FedUMM: A General Framework for Federated Learning with Unified Multimodal Models
Zhaolong Su, Leheng Zhao, Xiaoying Wu, Ziyue Xu, Jindong Wang
TL;DR
FedUMM presents a general federated learning framework for Unified Multimodal Models that enables privacy-preserving collaboration across distributed clients by freezing a large backbone and training lightweight LoRA adapters. It introduces device-edge partitioning and a semantic-aware fusion (FedUMM-Fusion) to handle cross-modal heterogeneity with an efficient aggregation rule $\theta_{\text{global}} = \sum_{k=1}^{K} w_k \cdot \theta_k$ where $w_k = \frac{n_k}{\sum_{j=1}^{K} n_j} \cdot \alpha_k$. Experiments on VQA v2 and GenEval show FedUMM achieves near-centralized performance while drastically reducing communication costs (over 99% per-round reduction) and maintaining robustness across up to 16 clients under Dirichlet-driven non-IID distributions. The work delivers a practical baseline for privacy-preserving federated training of large unified multimodal models and highlights the benefits of modality-aware adapters and semantic-aware aggregation for real-world deployment.
Abstract
Unified multimodal models (UMMs) are emerging as strong foundation models that can do both generation and understanding tasks in a single architecture.

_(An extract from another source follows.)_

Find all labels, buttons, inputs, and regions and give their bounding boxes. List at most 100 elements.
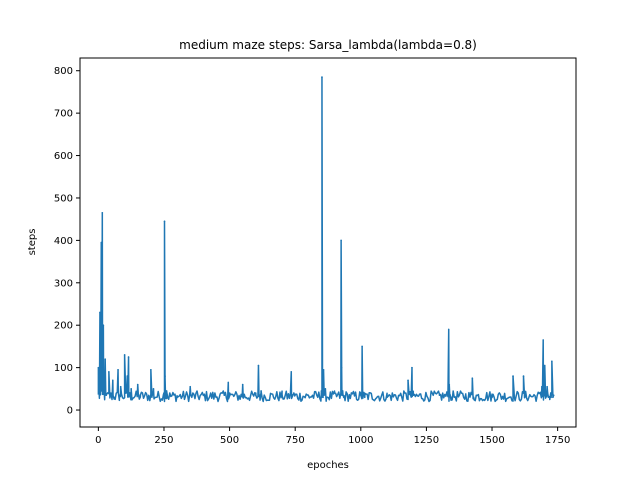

However, they are typically trained in centralized settings where all training and downstream datasets are gathered in a central server, limiting the deployment in privacy-sensitive and geographically distributed scenarios. In this paper, we present FedUMM, a general federated learning framework for UMMs under non-IID multimodal data with low communication cost. Built on NVIDIA FLARE, FedUMM instantiates federation for a BLIP3o backbone via parameter-efficient fine-tuning: clients train lightweight LoRA adapters while freezing the foundation models, and the server aggregates only adapter updates. We evaluate on VQA v2 and the GenEval compositional generation benchmarks under Dirichlet-controlled heterogeneity with up to 16 clients. Results show slight degradation as client count and heterogeneity increase, while remaining competitive with centralized training. We further analyze computation--communication trade-offs and demonstrate that adapter-only federation reduces per-round communication by over an order of magnitude compared to full fine-tuning, enabling practical federated UMM training. This work provides empirical experience for future research on privacy-preserving federated unified multimodal models.